Glahou Edmond Chanceline en classe de 5e 3 au lycée moderne de M’Bahiakro avait été retrouvée assassinée, égorgée dans l’enceinte de la prison civile. Dénonçant la mort de leur camarade et l’insécurité, les élèves de la ville ont organisé une marche de protestation qui les a conduits à la gendarmerie où il y a eu interactions.
« Un mouvement de protestation. Ils sont allés à la gendarmerie qui est un symbole de sécurité. Et à leur grande surprise il y’a eu une répression. Cela a créé des altercations », a fait savoir Saint Clair Allah dit Makélélé, Secrétaire Général Adjoint 1(SGA1) de la FESCI, joint par Afrikipresse.

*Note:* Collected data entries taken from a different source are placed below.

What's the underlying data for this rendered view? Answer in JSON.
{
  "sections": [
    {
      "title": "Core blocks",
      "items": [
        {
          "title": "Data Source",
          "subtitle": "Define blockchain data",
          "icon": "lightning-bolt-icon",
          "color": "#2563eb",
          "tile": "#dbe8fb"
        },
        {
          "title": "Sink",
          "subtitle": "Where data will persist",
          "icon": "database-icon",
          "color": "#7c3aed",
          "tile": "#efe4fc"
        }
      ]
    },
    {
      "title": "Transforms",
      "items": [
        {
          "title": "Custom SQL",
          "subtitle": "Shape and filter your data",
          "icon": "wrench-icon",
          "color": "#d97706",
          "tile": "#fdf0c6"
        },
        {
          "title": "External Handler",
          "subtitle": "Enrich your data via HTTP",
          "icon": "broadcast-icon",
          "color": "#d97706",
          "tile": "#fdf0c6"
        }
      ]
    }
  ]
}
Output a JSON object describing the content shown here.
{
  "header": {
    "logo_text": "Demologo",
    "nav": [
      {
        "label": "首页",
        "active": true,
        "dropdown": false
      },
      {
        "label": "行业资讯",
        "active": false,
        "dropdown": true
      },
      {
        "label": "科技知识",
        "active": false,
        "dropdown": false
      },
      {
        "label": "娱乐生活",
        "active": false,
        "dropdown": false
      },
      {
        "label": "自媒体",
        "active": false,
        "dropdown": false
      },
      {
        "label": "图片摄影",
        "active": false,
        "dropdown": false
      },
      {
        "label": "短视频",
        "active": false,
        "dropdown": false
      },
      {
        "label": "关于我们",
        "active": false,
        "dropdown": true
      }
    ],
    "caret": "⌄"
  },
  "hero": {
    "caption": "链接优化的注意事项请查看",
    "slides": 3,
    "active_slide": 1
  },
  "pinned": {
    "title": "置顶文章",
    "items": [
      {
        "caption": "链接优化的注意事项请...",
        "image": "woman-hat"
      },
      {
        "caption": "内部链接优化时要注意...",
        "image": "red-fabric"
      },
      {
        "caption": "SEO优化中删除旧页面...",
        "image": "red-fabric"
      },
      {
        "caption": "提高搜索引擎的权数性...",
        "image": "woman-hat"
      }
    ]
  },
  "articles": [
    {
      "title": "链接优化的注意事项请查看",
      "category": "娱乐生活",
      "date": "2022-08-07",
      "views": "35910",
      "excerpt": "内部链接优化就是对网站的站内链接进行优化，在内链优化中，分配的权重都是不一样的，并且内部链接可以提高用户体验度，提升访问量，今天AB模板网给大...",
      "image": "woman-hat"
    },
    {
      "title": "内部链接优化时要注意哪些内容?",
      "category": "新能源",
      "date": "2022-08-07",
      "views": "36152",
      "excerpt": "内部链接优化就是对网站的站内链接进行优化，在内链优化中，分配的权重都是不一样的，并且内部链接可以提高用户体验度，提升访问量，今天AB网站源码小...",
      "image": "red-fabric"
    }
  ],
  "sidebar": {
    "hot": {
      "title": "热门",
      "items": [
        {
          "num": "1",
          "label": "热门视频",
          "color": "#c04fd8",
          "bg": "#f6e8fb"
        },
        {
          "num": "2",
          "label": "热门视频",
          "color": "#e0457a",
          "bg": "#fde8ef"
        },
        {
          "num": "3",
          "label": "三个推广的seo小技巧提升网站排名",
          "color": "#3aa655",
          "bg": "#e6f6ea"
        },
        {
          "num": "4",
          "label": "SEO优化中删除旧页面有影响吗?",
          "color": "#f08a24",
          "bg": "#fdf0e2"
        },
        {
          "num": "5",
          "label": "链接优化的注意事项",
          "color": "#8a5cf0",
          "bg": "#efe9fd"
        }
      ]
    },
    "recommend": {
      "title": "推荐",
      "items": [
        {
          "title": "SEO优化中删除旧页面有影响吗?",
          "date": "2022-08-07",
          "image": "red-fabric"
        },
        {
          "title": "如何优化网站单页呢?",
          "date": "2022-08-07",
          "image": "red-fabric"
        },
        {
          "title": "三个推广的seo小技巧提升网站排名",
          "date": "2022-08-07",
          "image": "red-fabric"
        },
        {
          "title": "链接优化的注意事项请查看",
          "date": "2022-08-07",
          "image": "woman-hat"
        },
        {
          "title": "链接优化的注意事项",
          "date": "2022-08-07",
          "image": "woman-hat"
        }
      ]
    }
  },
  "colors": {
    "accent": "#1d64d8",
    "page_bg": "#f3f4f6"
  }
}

Le numéro 2 de la Fesci a condamné cet acte qu’il dit n’etre pas du ressort de la fédération : « La FESCI est une structure sérieuse, qui bien avant d’organiser une marche que ce soit, exige des procédures. On sensibilise, on invite.(…) La Fesci condamne cet acte. Nous avons envoyé une délégation là-bas dans l’optique de circonscrire tout ce qui est violence. Notre combat, c’est de lutter contre toutes formes de violence contre les institutions de la Nation, en priorité dans nos écoles et universités ».
Le SGA1 a précisé que personnes ne peut, en l’état actuel, affirmer ou désigner les auteurs de cette barbarie. « Il faut toucher le problème à fond pour trouver une solution durable. La question sécuritaire doit être une priorité pour nos autorités. Il faut que les dispositions soient prises pour que dorénavant, un élève, mieux, un citoyen ne soit pas victime d’enlèvement et d’agression ».